Meu amigo Damaceno Junior enviou o texto abaixo que, após ler, pedi a ele permissão para tornar público aqui no blog. A razão para isso é que espero que possamos aprender algo com o que ele escreveu. Talvez possamos parar de repetir chavões “proféticos” com a voz tremida em gravações ao vivo. Talvez possamos nos interessar mais em entender as implicações de afirmações missionárias tais como “ir às nações” e colocá-las em prática. Talvez possamos apoiar aqueles que não dependeram de um impulso emocional durante uma “adoração profética” para se disporem a não somente “ir às nações”, mas perseverar no campo durante anos de duro labor, frustração, solidão, oposição de todos os lados, falta de recursos e pouco sustento. Talvez possamos valorizar esses guerreiros preciosos demais para o Reino e interceder por eles, nos unindo em suas lágrimas na esperança de que o Ramo de Jessé floresça nas nações.

“No início desta semana, indo ver um amigo e colega de ministério que mora na Bélgica, a fim de orar e colocar as lágrimas em dia, eu estava ouvindo um CD que me deram no Brasil quando lá estive em Abril. No final da canção, uma pessoa estava dizendo: ‘O Senhor tem nos levantado para irmos às nações.’ Eu fiquei pensando nas muitas vezes que ouvi isso nas igrejas por onde andei no Brasil. Alguns dizem até que Deus tem levantado a igreja brasileira para ir às nações.
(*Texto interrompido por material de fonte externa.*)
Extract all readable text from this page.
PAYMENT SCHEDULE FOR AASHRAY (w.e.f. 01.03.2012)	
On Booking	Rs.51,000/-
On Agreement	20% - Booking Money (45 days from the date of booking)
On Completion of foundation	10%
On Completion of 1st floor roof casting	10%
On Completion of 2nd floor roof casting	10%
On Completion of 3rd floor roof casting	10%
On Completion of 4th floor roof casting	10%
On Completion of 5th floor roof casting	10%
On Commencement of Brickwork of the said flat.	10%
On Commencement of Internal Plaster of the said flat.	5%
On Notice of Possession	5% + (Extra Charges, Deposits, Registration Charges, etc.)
Debaixo da chuva, que aliás tem sido constante neste nosso verão que chega ao fim sem nunca ter começado, eu fiquei pensando se as pessoas que falam de ir às nações sabem realmente o que estão falando. Ainda me indago se aquele irmão que chorando proclama que Deus está nos enviando às nações, já foi ele mesmo peregrino numa nação estrangeira. Quanto mais eu escuto o tal CD, mais convencido eu fico de que aquelas pessoas não têm a mínima idéia do que é ser enviado às nações.
Se algum dia eu tivesse experimentado o que tenho vivido aqui, enquanto Deus abençoa as nações através da minha vida, acho que nunca teria saído do conforto da minha terrinha ensolarada. Quando você passa seu tempo semeando e chorando, dando de cara com dificuldades do tamanho do Mont Blanc, você quase nem pensa que está sendo bênção às nações, mas que está apenas sobrevivendo.
Já fazem 17 anos que eu sai de casa para obedecer ao chamado de abençoar as nações e se ainda estou por aqui, é pura graça de Deus. Quase não canto mais: ‘Eis-me aqui eu livre estou ao teu dispor para onde tu quiseres me enviar‘, a canção do Asaph Borba que cantei no meu culto de envio em Junho de 1991 lá na igreja em Cabo Frio. A maior parte é: ‘Da-me mais graça, Senhor…
Chegando na casa do meu amigo na Bélgica, constatei que o canto que entoa aquele pastor, trabalhando numa terra tão árida, embora molhada todo dia pela chuva incessante, é o mesmo que temos entoado aqui na França. Mas, eu sei que Deus nos quer aqui. Mesmo que a gente chore mais do que cante. No final, o importante é que Ele receba a glória devida a Seu Nome.”